In the weeks leading up to the joint session of Congress to count electoral votes on January 6, Trump used his now-suspended Twitter account to pressure Pence into subverting the election results.

But Pence did not have the power to reject entire states' electoral college vote certificates unilaterally or to "send back" the certificates in the hopes that state legislatures would override a vote from the electors of their states.

Under the parameters of the Electoral Count Act of 1887, Pence's role, as Senate president, was to oversee the counting of certificates and to field objections to the counting of states' electoral votes from members of Congress.

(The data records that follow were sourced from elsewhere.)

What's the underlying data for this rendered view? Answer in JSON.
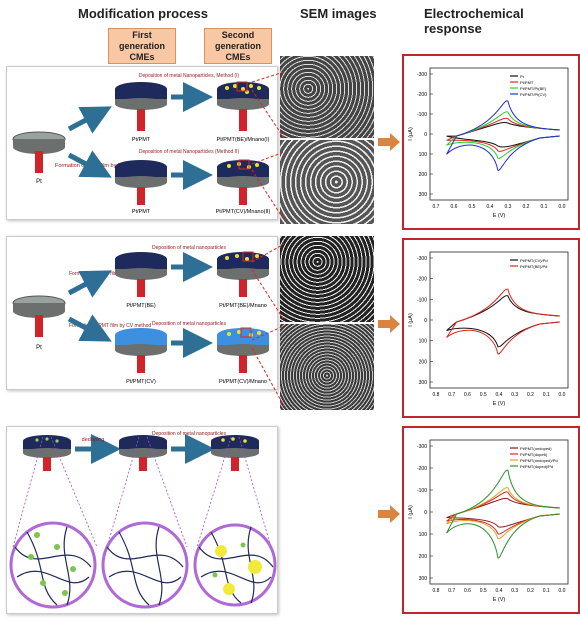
{
  "headers": {
    "modification": "Modification process",
    "sem": "SEM images",
    "electro": "Electrochemical response"
  },
  "gen_boxes": {
    "first": "First generation CMEs",
    "second": "Second generation CMEs"
  },
  "panel1": {
    "pt": "Pt",
    "formation": "Formation of PMT film by BE method",
    "pt_pmt_a": "Pt/PMT",
    "pt_pmt_b": "Pt/PMT",
    "dep1": "Deposition of metal Nanoparticles, Method (I)",
    "dep2": "Deposition of metal Nanoparticles (Method II)",
    "out1": "Pt/PMT(BE)/Mnano(I)",
    "out2": "Pt/PMT(CV)/Mnano(II)"
  },
  "panel2": {
    "pt": "Pt",
    "form_be": "Formation of PMT film by BE method",
    "form_cv": "Formation of PMT film by CV method",
    "pt_be": "Pt/PMT(BE)",
    "pt_cv": "Pt/PMT(CV)",
    "dep1": "Deposition of metal nanoparticles",
    "dep2": "Deposition of metal nanoparticles",
    "out1": "Pt/PMT(BE)/Mnano",
    "out2": "Pt/PMT(CV)/Mnano"
  },
  "panel3": {
    "doping": "dedoping",
    "dep": "Deposition of metal nanoparticles"
  },
  "colors": {
    "accent": "#c0262c",
    "arrow": "#2e6f95",
    "orange_arrow": "#d9843f",
    "film_dark": "#1f2a5c",
    "film_light": "#3d8fe0",
    "wire": "#d1232a",
    "np": "#e8e23a"
  },
  "chart_data": [
    {
      "type": "line",
      "xlabel": "E (V)",
      "ylabel": "I (µA)",
      "xlim": [
        0.8,
        0.0
      ],
      "xticks": [
        "0.7",
        "0.6",
        "0.5",
        "0.4",
        "0.3",
        "0.2",
        "0.1",
        "0.0"
      ],
      "yticks": [
        "-300",
        "-200",
        "-100",
        "0",
        "100",
        "200",
        "300"
      ],
      "ylim": [
        -350,
        350
      ],
      "legend": [
        "Pt",
        "Pt/PMT",
        "Pt/PMT/Pt(BE)",
        "Pt/PMT/Pt(CV)"
      ],
      "series": [
        {
          "name": "Pt",
          "color": "#111111"
        },
        {
          "name": "Pt/PMT",
          "color": "#e0261f"
        },
        {
          "name": "Pt/PMT/Pt(BE)",
          "color": "#2bd12b"
        },
        {
          "name": "Pt/PMT/Pt(CV)",
          "color": "#1f2fd1"
        }
      ]
    },
    {
      "type": "line",
      "xlabel": "E (V)",
      "ylabel": "I (µA)",
      "xlim": [
        0.8,
        0.0
      ],
      "xticks": [
        "0.8",
        "0.7",
        "0.6",
        "0.5",
        "0.4",
        "0.3",
        "0.2",
        "0.1",
        "0.0"
      ],
      "yticks": [
        "-300",
        "-200",
        "-100",
        "0",
        "100",
        "200",
        "300"
      ],
      "ylim": [
        -350,
        350
      ],
      "legend": [
        "Pt/PMT(CV)/Pd",
        "Pt/PMT(BE)/Pd"
      ],
      "series": [
        {
          "name": "Pt/PMT(CV)/Pd",
          "color": "#111111"
        },
        {
          "name": "Pt/PMT(BE)/Pd",
          "color": "#e0261f"
        }
      ]
    },
    {
      "type": "line",
      "xlabel": "E (V)",
      "ylabel": "I (µA)",
      "xlim": [
        0.8,
        0.0
      ],
      "xticks": [
        "0.8",
        "0.7",
        "0.6",
        "0.5",
        "0.4",
        "0.3",
        "0.2",
        "0.1",
        "0.0"
      ],
      "yticks": [
        "-300",
        "-200",
        "-100",
        "0",
        "100",
        "200",
        "300"
      ],
      "ylim": [
        -350,
        350
      ],
      "legend": [
        "Pt/PMT(undoped)",
        "Pt/PMT(dope6)",
        "Pt/PMT(undoped)/Pd",
        "Pt/PMT(doped)/Pd"
      ],
      "series": [
        {
          "name": "Pt/PMT(undoped)",
          "color": "#8b1a1a"
        },
        {
          "name": "Pt/PMT(dope6)",
          "color": "#e0261f"
        },
        {
          "name": "Pt/PMT(undoped)/Pd",
          "color": "#e0a020"
        },
        {
          "name": "Pt/PMT(doped)/Pd",
          "color": "#2f8f2f"
        }
      ]
    }
  ]
}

Both chambers of Congress ended up debating and ultimately rejecting two objections to counting electoral votes from Arizona and Pennsylvania. The process was interrupted by a deadly insurrection on the Capitol by pro-Trump rioters driven to overtake the building based on the lie that Congress, including Pence, was stealing a rightfully won election from Trump.

Also, Congress was not certifying the election, but rather counting certificates of the presidential results submitted by states.

The Electoral Count Act allows for members of Congress to object to electoral slates only if the election is not certified by the deadline, if the electors who voted were not those selected by the voters of the state, or if the electors voted illegally, like after being bribed, the Campaign Legal Center's senior director for trial litigation Adav Noti told Insider in January.

"But those are extremely narrow: either the wrong people had to have voted, or they had to have voted illegally. None of what got raised in this election falls into either of those categories," Noti said.

Trump also told Boothe that the Supreme Court, except for Justices Clarence Thomas and Samuel Alito, "should be ashamed of themselves" for declining to take up election-related cases out of Pennsylvania and Texas.

"The Supreme Court didn't want to hear it. They didn't rule on the facts. They ruled on things like no standing, process. They should be ashamed of themselves," Trump said.